SURVEY results released last week, concerning trust in the UK, suggested that universities were among the most trusted institutions, followed closely by the BBC. The poll (produced, coincidentally, by a university and covered by the BBC) placed politicians very near the bottom of the list, adjacent to national newspapers. The Church was not on the list — because, we hope, respondents were not asked about it, rather than because trust was so low that it failed to register.
Yet, the new General Synod paper from the Bishop of St Edmundsbury & Ipswich (Online news, 24 June) makes this latter possibility easy to imagine. The report is a difficult read. It records a high level of distrust in almost every relationship in the Church of England — which is all the more remarkable, given that the interviewees were nominated by the bishops, and archdeacons predominated. The report suggests reasons for the lack of trust in different aspects of the hierarchy: “unawareness of and abuse of power; lack of clarity of roles and expectations, and of accountability; challenge of trusting across deep theological differences held with integrity; lack of attention to personal and role boundaries, including around confidentiality; lack of clarity and transparency about decision making processes,” and so on. But the report also includes a reminder that trust is a two-way process: one factor in the breakdown of trust, it says, is that people have become untrusting, and not only in response to others’ untrustworthiness. It notes, too, in passing, that placing trust in people can encourage them to live up to that trust.
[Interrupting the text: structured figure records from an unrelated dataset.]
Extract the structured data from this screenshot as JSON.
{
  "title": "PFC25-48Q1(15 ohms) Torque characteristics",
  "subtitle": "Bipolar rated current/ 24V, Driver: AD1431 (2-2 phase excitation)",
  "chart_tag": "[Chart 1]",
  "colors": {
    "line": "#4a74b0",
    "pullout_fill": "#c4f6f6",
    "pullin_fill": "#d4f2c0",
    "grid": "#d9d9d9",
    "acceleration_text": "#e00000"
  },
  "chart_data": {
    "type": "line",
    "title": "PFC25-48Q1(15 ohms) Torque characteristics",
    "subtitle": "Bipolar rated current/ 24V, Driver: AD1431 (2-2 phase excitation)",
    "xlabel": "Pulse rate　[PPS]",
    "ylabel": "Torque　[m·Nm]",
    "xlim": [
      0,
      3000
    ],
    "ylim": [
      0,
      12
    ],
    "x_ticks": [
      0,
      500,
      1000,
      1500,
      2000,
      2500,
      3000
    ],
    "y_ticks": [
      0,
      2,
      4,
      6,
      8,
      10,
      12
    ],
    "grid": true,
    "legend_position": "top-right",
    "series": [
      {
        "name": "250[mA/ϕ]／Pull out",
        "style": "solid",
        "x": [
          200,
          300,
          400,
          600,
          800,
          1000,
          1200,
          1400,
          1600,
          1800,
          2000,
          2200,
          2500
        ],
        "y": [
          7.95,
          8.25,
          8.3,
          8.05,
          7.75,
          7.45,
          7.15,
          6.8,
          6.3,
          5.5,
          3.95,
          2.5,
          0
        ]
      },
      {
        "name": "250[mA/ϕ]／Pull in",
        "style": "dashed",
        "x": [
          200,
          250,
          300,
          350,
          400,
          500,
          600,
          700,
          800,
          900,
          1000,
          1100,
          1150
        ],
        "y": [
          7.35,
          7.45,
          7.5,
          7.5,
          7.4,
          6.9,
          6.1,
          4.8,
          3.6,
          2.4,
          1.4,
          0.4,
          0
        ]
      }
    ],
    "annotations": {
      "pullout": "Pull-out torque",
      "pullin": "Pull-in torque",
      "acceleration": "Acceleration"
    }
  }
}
Next week, the electorate, 79 per cent of whom say that are dissatisfied with the way in which the UK is being governed, will be asked to place their trust in a set of candidates most of whom have not had an opportunity to demonstrate their ability to govern better. What is feared most by the political parties — and by everyone who supports a working democracy — is that many in the electorate will conclude that they trust no one and will, therefore, vote for no one. We find ourselves returning to an observation made just before the election was announced (Leader comment, 17 May): that the electorate should take responsibility for their part in the country’s ills. At the most basic level, many of them voted for the outgoing Government; a few contributed to the unelectability of the Labour Party; and yet more, by espousing ill-informed causes, have encouraged mainstream politicians to have regard to populist viewpoints (and to avoid other serious topics, such as the UK’s relationship with the EU). No political leader will say this on the campaign trail, but if voters accept responsibility for the country’s past, they are more likely to assume responsibility for its future.